Discussion in 'Experienced Truckers' Advice' started by Waddie, Apr 14, 2019 at 7:50 PM.

  1. ZVar

    ZVar Road Train Member

    Sep 10, 2010
    Flint, MI
    To me it looks like the asphalt broke and the van dropped down.
    There isn't much room between the brace and asphalt.
    Final Drive Thanks this.
  2. starmac

    starmac Light Load Member

    Apr 11, 2019
    Pretty sure that is what happened, you would do some damage to the tractor and have to really cowboy it to get all the way out from it without dropping the landing gear.
    x1Heavy Thanks this.
  3. Flat Earth Trucker

    Flat Earth Trucker Medium Load Member

    Nov 19, 2018
    I dropped a trailer in a dirt lot in Murfreesboro, TN waiting for a repower. The landing gear sank three feet into an underground stream with the legs down fully.

    It took two wreckers to finagle the trailer back onto my fifth wheel. The fall of this loaded trailer caused the crossmembers to buckle and the legs were bent.

    Of course, I couldn't drop the trailer until the landing gear was repaired.

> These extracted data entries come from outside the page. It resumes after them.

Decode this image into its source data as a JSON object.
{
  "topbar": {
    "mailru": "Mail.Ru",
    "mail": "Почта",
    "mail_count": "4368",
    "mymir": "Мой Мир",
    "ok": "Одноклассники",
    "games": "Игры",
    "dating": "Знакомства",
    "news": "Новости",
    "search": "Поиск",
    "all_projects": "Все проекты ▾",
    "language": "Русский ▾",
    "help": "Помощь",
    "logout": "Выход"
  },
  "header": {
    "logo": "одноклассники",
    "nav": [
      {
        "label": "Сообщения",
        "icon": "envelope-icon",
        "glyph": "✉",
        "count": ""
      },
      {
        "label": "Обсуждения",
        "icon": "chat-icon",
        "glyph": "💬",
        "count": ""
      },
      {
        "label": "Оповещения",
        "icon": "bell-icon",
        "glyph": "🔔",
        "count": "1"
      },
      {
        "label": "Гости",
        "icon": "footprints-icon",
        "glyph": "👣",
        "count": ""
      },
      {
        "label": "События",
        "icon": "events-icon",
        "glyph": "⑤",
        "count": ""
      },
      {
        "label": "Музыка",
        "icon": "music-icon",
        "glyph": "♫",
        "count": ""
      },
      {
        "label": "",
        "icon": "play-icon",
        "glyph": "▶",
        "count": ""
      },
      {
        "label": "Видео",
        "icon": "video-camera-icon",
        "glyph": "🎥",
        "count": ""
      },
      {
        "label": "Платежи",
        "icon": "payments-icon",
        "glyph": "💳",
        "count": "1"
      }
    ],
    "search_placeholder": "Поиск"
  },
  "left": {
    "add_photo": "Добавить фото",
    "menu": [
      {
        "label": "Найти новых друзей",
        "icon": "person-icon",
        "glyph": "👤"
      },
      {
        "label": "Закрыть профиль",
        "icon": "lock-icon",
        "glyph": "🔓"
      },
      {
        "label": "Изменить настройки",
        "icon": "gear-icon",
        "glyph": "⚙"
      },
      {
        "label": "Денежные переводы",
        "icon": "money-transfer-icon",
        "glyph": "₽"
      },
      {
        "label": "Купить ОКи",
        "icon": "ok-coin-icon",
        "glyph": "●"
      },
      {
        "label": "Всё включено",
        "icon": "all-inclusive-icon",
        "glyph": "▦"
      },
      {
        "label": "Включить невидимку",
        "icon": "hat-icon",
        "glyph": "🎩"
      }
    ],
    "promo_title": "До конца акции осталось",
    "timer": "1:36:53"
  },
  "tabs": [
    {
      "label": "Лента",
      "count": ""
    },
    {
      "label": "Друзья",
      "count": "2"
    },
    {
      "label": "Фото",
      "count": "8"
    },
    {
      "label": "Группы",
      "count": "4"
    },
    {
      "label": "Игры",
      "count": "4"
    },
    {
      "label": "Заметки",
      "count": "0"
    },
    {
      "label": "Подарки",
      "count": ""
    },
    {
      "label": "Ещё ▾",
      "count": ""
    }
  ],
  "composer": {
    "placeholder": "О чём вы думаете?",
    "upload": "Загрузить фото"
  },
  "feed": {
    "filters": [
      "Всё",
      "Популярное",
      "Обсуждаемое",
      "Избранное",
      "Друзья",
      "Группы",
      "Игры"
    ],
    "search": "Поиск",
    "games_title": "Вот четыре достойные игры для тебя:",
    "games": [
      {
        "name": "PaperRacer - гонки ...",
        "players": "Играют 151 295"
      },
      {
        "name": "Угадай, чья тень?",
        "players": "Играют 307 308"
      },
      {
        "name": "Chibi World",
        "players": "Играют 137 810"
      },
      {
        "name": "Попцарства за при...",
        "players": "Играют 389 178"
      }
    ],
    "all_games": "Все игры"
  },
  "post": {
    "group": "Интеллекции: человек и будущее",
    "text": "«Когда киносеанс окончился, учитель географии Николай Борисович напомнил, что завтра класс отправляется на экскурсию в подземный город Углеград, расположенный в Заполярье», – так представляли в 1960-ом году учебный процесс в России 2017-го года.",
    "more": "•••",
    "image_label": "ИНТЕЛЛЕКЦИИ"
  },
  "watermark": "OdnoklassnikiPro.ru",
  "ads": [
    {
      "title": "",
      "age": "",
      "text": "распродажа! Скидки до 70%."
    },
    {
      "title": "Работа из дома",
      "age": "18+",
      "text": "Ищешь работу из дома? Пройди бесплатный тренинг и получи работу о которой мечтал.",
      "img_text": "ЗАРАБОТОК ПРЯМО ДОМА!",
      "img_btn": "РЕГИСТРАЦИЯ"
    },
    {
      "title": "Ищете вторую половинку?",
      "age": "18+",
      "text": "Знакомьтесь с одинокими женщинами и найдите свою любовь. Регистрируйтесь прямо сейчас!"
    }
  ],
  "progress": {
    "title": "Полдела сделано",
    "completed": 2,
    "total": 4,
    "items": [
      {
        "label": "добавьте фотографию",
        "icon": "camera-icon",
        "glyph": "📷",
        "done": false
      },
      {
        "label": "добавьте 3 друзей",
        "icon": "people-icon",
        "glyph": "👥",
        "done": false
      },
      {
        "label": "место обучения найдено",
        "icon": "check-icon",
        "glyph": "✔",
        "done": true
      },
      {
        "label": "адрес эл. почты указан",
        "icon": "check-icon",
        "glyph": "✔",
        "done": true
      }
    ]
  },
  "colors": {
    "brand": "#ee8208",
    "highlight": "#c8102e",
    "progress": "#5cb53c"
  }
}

    If you ever need a taxi in Murfreesboro, ask for "Cowboy". He's a really nice fellow.
    D.Tibbitt and tucker Thank this.
  4. Waddie

    Waddie Bobtail Member

    Apr 4, 2019
    Where that picture was taken there is probably still 4 feet of frost in the ground, Don't know for sure but doubt it sunk.
  5. starmac

    starmac Light Load Member

    Apr 11, 2019
    I dropped a trailer load of lumber on good solid ground once. I have a lifelong habit of never, and I mean never just pulling out from under a trailer when I unhook, I always pull up enough to clear the fifth wheel then stop with the frame still under it. I did that to this load, but the next morning the right side landing gear had sunk, it had the flat twisted bad enough that the right corner was touching the ground. It turned out that at some point a century or two before, there had been a septic tank in the middle of that high school parking lot.
    Lepton1 Thanks this.
  6. x1Heavy

    x1Heavy Road Train Member

    Mar 5, 2016
    White County, Arkansas
    The machined spline at the end of the drive shaft into either the transmission (Most likely) or the opposite into the first drive axle center housing would have to fail when he pulled or yanked the tractor out from under that first trailer.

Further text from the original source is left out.